In the newer, or New Moscow, area the strongest value propositions are found in a couple of well-positioned districts. One option features a 20.9 square meter unit priced at roughly 5 million rubles in Filimonkovsky, part of the Novomoskovsky administrative district. Another compelling deal offers 23.9 square meters for about 5.5 million rubles in Moskovsky, also within Novomoskovsky. These listings illustrate how the market is responding to demand with smaller, more affordable layouts that fit urban living needs while compensating for shorter travel times to central hubs, a common trade-off buyers weigh in today’s market environment.

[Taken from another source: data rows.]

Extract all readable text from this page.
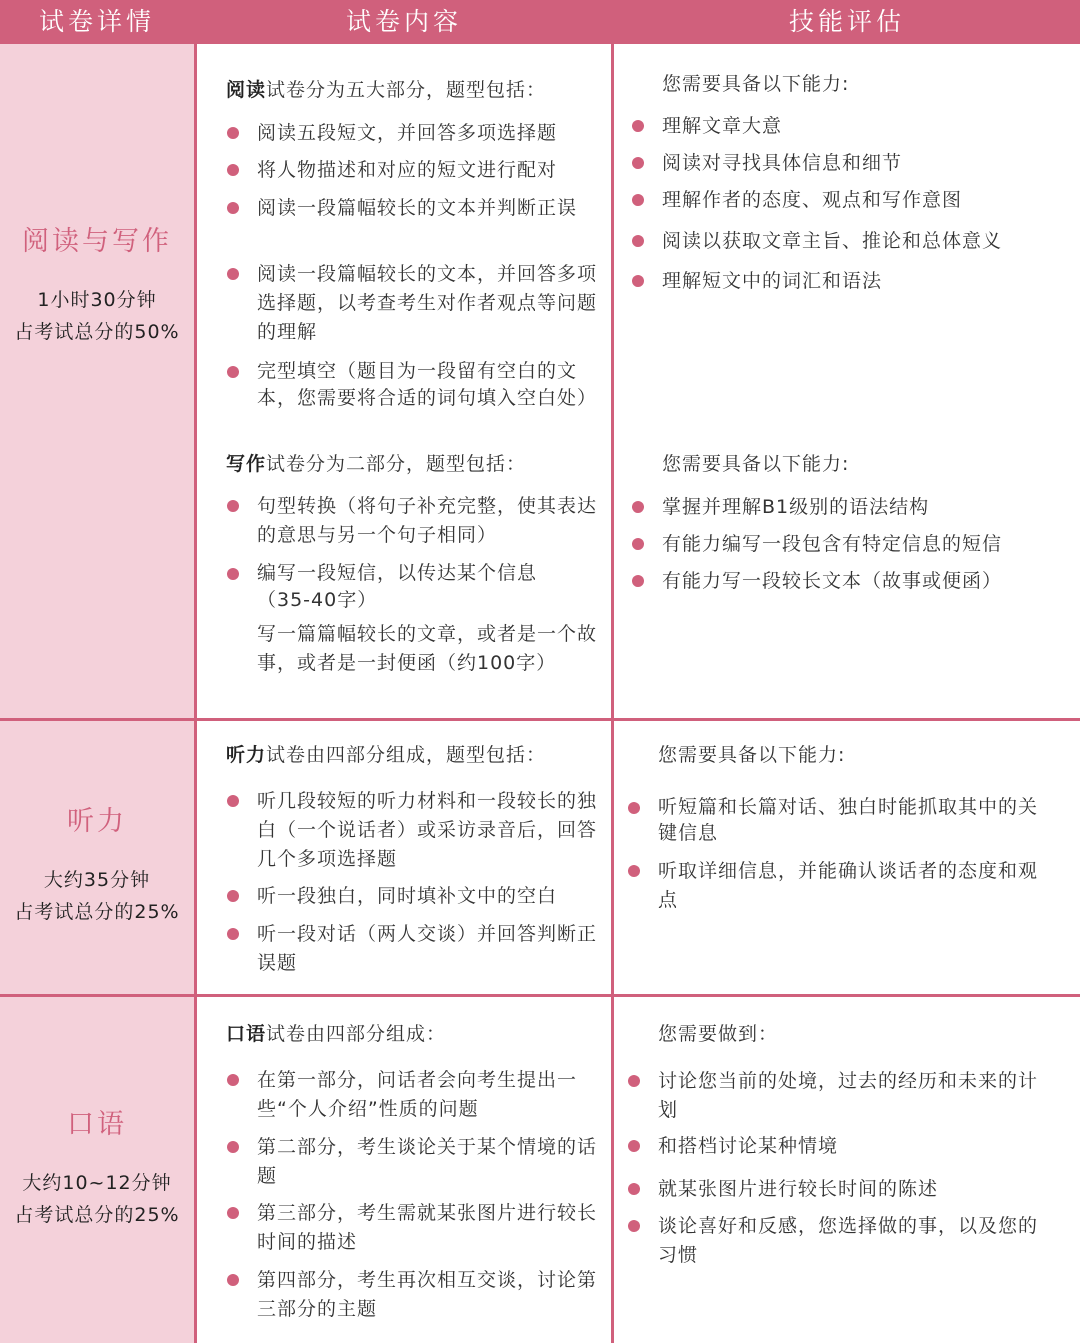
试卷详情	试卷内容	技能评估
阅读与写作
1小时30分钟
占考试总分的50%
听力
大约35分钟
占考试总分的25%
口语
大约10~12分钟
占考试总分的25%
阅读试卷分为五大部分，题型包括：
阅读五段短文，并回答多项选择题
将人物描述和对应的短文进行配对
阅读一段篇幅较长的文本并判断正误
阅读一段篇幅较长的文本，并回答多项选择题，以考查考生对作者观点等问题的理解
完型填空（题目为一段留有空白的文本，您需要将合适的词句填入空白处）
您需要具备以下能力:
理解文章大意
阅读对寻找具体信息和细节
理解作者的态度、观点和写作意图
阅读以获取文章主旨、推论和总体意义
理解短文中的词汇和语法
写作试卷分为二部分，题型包括：
句型转换（将句子补充完整，使其表达的意思与另一个句子相同）
编写一段短信，以传达某个信息（35-40字）
写一篇篇幅较长的文章，或者是一个故事，或者是一封便函（约100字）
您需要具备以下能力:
掌握并理解B1级别的语法结构
有能力编写一段包含有特定信息的短信
有能力写一段较长文本（故事或便函）
听力试卷由四部分组成，题型包括：
听几段较短的听力材料和一段较长的独白（一个说话者）或采访录音后，回答几个多项选择题
听一段独白，同时填补文中的空白
听一段对话（两人交谈）并回答判断正误题
您需要具备以下能力:
听短篇和长篇对话、独白时能抓取其中的关键信息
听取详细信息，并能确认谈话者的态度和观点
口语试卷由四部分组成：
在第一部分，问话者会向考生提出一些“个人介绍”性质的问题
第二部分，考生谈论关于某个情境的话题
第三部分，考生需就某张图片进行较长时间的描述
第四部分，考生再次相互交谈，讨论第三部分的主题
您需要做到：
讨论您当前的处境，过去的经历和未来的计划
和搭档讨论某种情境
就某张图片进行较长时间的陈述
谈论喜好和反感，您选择做的事，以及您的习惯
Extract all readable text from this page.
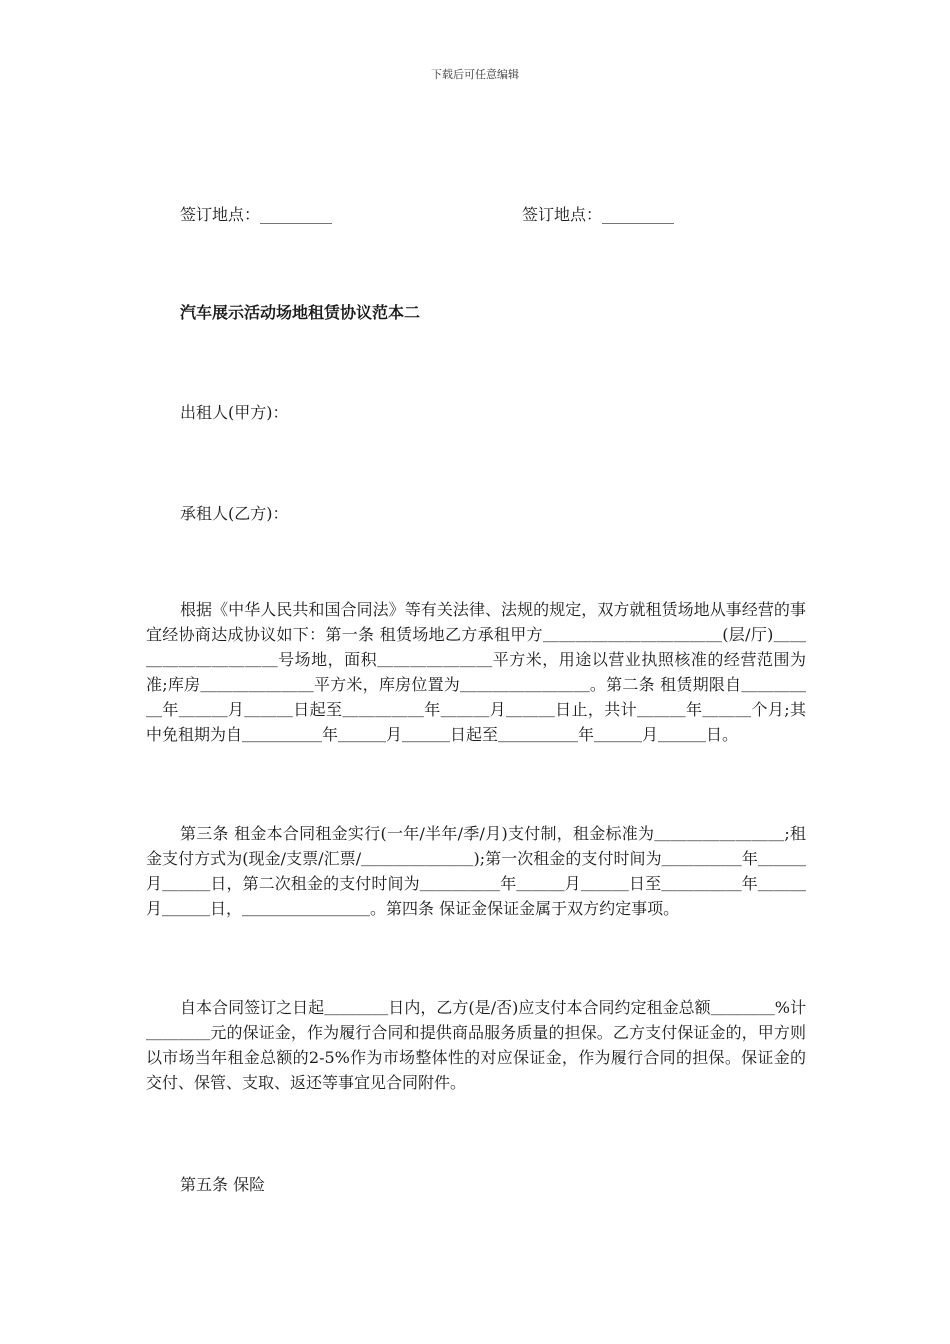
下载后可任意编辑
签订地点：_________	签订地点：_________
汽车展示活动场地租赁协议范本二
出租人(甲方)：
承租人(乙方)：

根据《中华人民共和国合同法》等有关法律、法规的规定，双方就租赁场地从事经营的事宜经协商达成协议如下：第一条 租赁场地乙方承租甲方＿＿＿＿＿＿＿＿＿＿＿(层/厅)＿＿＿＿＿＿＿＿＿＿号场地，面积＿＿＿＿＿＿＿平方米，用途以营业执照核准的经营范围为准;库房＿＿＿＿＿＿＿平方米，库房位置为＿＿＿＿＿＿＿＿。第二条 租赁期限自＿＿＿＿＿年＿＿＿月＿＿＿日起至＿＿＿＿＿年＿＿＿月＿＿＿日止，共计＿＿＿年＿＿＿个月;其中免租期为自＿＿＿＿＿年＿＿＿月＿＿＿日起至＿＿＿＿＿年＿＿＿月＿＿＿日。

第三条 租金本合同租金实行(一年/半年/季/月)支付制，租金标准为＿＿＿＿＿＿＿＿;租金支付方式为(现金/支票/汇票/＿＿＿＿＿＿＿);第一次租金的支付时间为＿＿＿＿＿年＿＿＿月＿＿＿日，第二次租金的支付时间为＿＿＿＿＿年＿＿＿月＿＿＿日至＿＿＿＿＿年＿＿＿月＿＿＿日，＿＿＿＿＿＿＿＿。第四条 保证金保证金属于双方约定事项。

自本合同签订之日起＿＿＿＿日内，乙方(是/否)应支付本合同约定租金总额＿＿＿＿%计＿＿＿＿元的保证金，作为履行合同和提供商品服务质量的担保。乙方支付保证金的，甲方则以市场当年租金总额的2-5%作为市场整体性的对应保证金，作为履行合同的担保。保证金的交付、保管、支取、返还等事宜见合同附件。

第五条 保险
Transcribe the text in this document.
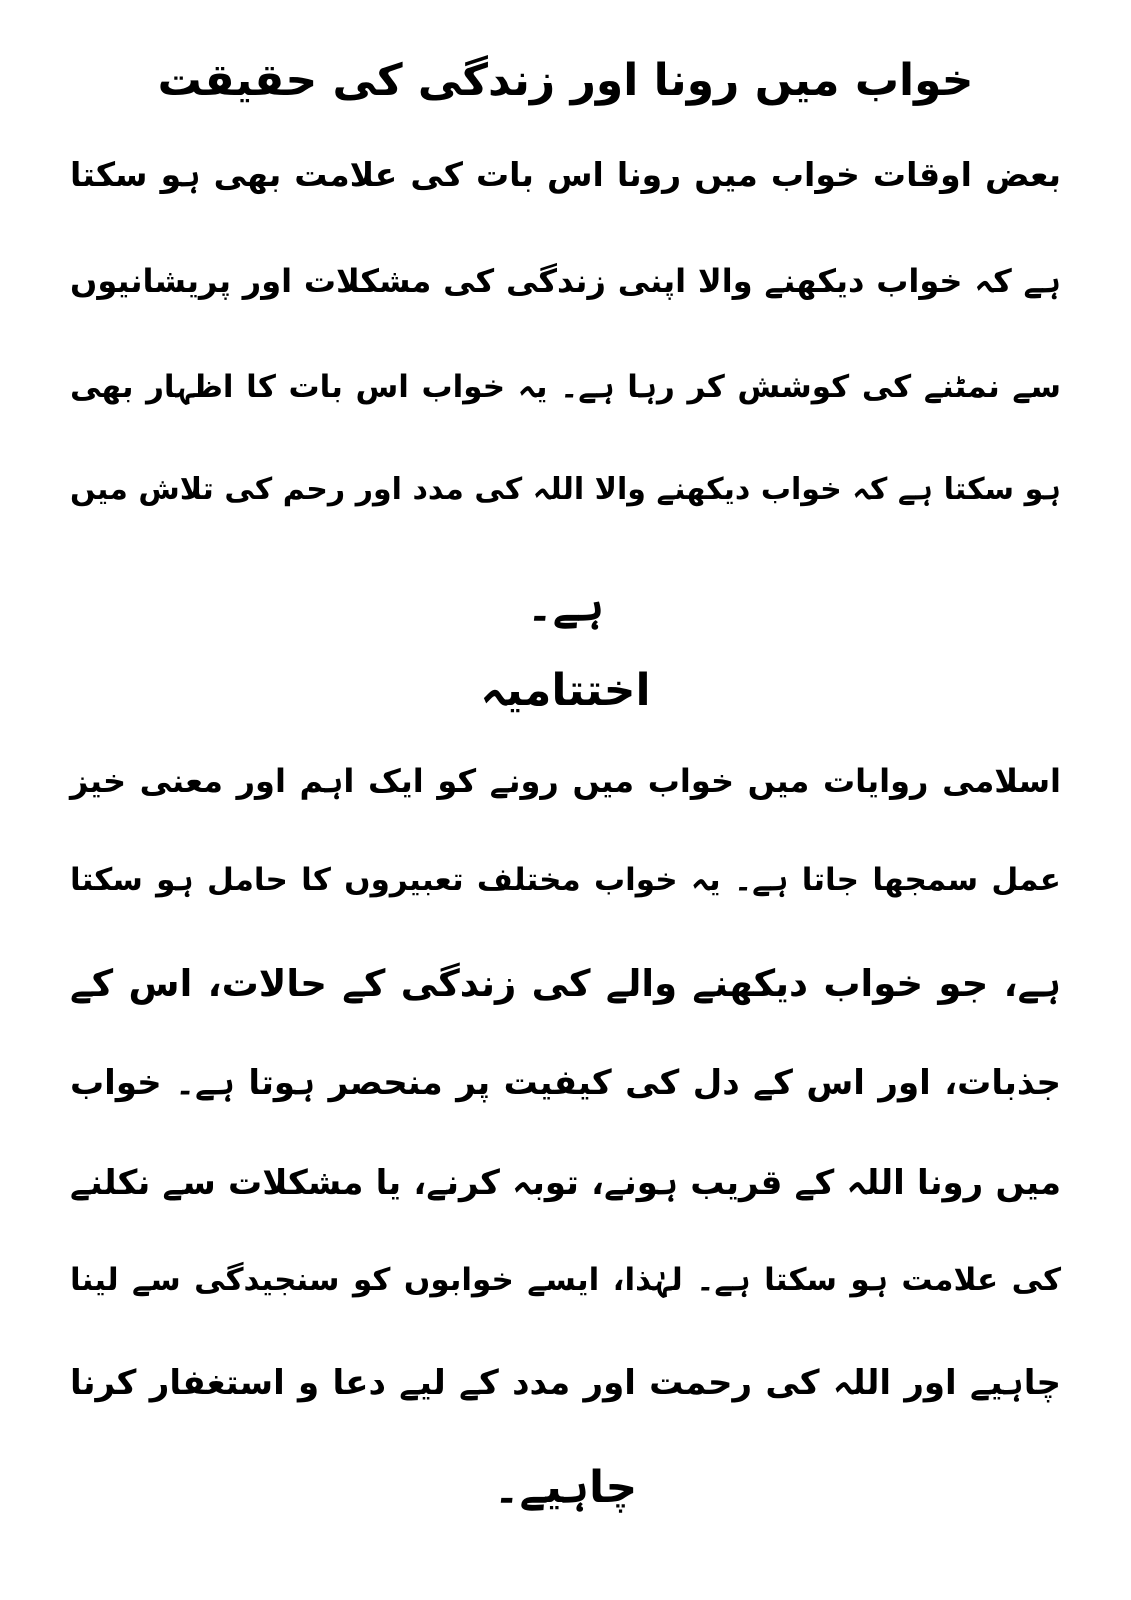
خواب میں رونا اور زندگی کی حقیقت
بعض اوقات خواب میں رونا اس بات کی علامت بھی ہو سکتا
ہے کہ خواب دیکھنے والا اپنی زندگی کی مشکلات اور پریشانیوں
سے نمٹنے کی کوشش کر رہا ہے۔ یہ خواب اس بات کا اظہار بھی
ہو سکتا ہے کہ خواب دیکھنے والا اللہ کی مدد اور رحم کی تلاش میں
ہے۔
اختتامیہ
اسلامی روایات میں خواب میں رونے کو ایک اہم اور معنی خیز
عمل سمجھا جاتا ہے۔ یہ خواب مختلف تعبیروں کا حامل ہو سکتا
ہے، جو خواب دیکھنے والے کی زندگی کے حالات، اس کے
جذبات، اور اس کے دل کی کیفیت پر منحصر ہوتا ہے۔ خواب
میں رونا اللہ کے قریب ہونے، توبہ کرنے، یا مشکلات سے نکلنے
کی علامت ہو سکتا ہے۔ لہٰذا، ایسے خوابوں کو سنجیدگی سے لینا
چاہیے اور اللہ کی رحمت اور مدد کے لیے دعا و استغفار کرنا
چاہیے۔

Overall, price declines in Moscow housing prices have been reported in recent periods, reflecting broader shifts in buyer confidence and financing conditions. The current data from Metrium provide a nuanced view of where bargains exist, where supply is concentrated, and how developers are recalibrating their strategies to sustain activity across different segments. The market appears to be moving toward a more balanced equilibrium, with buyers gaining a clearer sense of value across the city’s varied neighborhoods and project classes, even as some segments experience more pronounced price adjustments than others. This snapshot affirms that price sensitivity persists among buyers while developers continue to adapt with discounts and strategic inventory management as part of a broader, ongoing market evolution.